Under the new Treasury rules, financial institutions and companies with shares listed on the London Stock Exchange must come up with net-zero transition plans, which will be published from 2023.
The strategies will need to include targets to reduce greenhouse gas emissions, and steps which firms intend to take to get there.
A taskforce made up of industry leaders, academics, regulators and civil society groups will also be set up by the government.
It will set a science-based "gold standard" for the plans in order to guard against so-called "greenwashing" - where environmental initiatives are more about marketing than substance.
However, the government said there was "not yet a commonly agreed standard for what a good quality transition plan looks like".
And although the plans will need to be published, the government said "the aim is to increase transparency and accountability" and the UK was not "making firm-level net-zero commitments mandatory".

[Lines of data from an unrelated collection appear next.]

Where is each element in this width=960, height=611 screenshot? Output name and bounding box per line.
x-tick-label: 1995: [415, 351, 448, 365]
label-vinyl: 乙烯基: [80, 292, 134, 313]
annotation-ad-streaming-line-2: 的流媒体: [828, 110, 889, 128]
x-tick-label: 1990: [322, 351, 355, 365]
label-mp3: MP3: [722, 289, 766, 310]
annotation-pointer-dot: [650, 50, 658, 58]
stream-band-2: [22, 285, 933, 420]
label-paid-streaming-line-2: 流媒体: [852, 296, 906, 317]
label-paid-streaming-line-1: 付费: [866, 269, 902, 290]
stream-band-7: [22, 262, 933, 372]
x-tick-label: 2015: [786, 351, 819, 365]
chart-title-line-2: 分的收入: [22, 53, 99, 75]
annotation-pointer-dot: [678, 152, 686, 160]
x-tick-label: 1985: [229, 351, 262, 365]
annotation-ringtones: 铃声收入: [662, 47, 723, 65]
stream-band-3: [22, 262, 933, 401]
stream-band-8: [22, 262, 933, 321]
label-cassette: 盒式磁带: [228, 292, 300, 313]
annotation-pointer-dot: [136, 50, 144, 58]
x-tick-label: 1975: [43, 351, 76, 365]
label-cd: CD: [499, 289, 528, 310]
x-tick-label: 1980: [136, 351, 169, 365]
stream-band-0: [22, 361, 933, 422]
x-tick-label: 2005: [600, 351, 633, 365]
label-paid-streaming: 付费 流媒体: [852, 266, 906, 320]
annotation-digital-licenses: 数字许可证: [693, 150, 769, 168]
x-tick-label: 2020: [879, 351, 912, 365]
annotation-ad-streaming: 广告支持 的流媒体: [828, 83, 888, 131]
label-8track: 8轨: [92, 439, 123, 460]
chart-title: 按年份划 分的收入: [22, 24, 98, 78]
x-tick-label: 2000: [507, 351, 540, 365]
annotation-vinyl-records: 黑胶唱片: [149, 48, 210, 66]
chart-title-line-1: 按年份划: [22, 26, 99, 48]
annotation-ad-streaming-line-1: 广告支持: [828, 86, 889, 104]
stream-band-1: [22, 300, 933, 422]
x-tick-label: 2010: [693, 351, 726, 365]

Meanwhile, Mr Sunak is also expected to pledge that a target for developed countries to send $100bn (£720m) a year to those that are less developed - to help support their transition to net zero - will be achieved by 2023.
Alison Rose, chief executive of Natwest, told the BBC Radio 4 Today programme, it had started measuring the emissions on its balance sheet to help it track progress, saying "transparency was critical".
She said the bank was working with the oil and gas industry "to develop credible transition plans so we can track progress and work with our customers".
But Ms Rose said its main focus was helping small firms where there were "real business opportunities" in "adopting sustainable supply chain [and] sustainable business practices".
Kay Swinburne, vice-chairman of financial services at KPMG UK, said the announcement on UK firms would provide the financial services industry with a "valuable set of unified metrics to measure progress towards decarbonisation".
"It is brave to put a gold standard in place for all companies raising funding," she added.
And Dr Ben Caldecott, director of the UK Centre for Greening Finance and Investment, said the plans would "spur demand for green finance and accelerate decarbonisation, not just in the UK but wherever UK firms do business".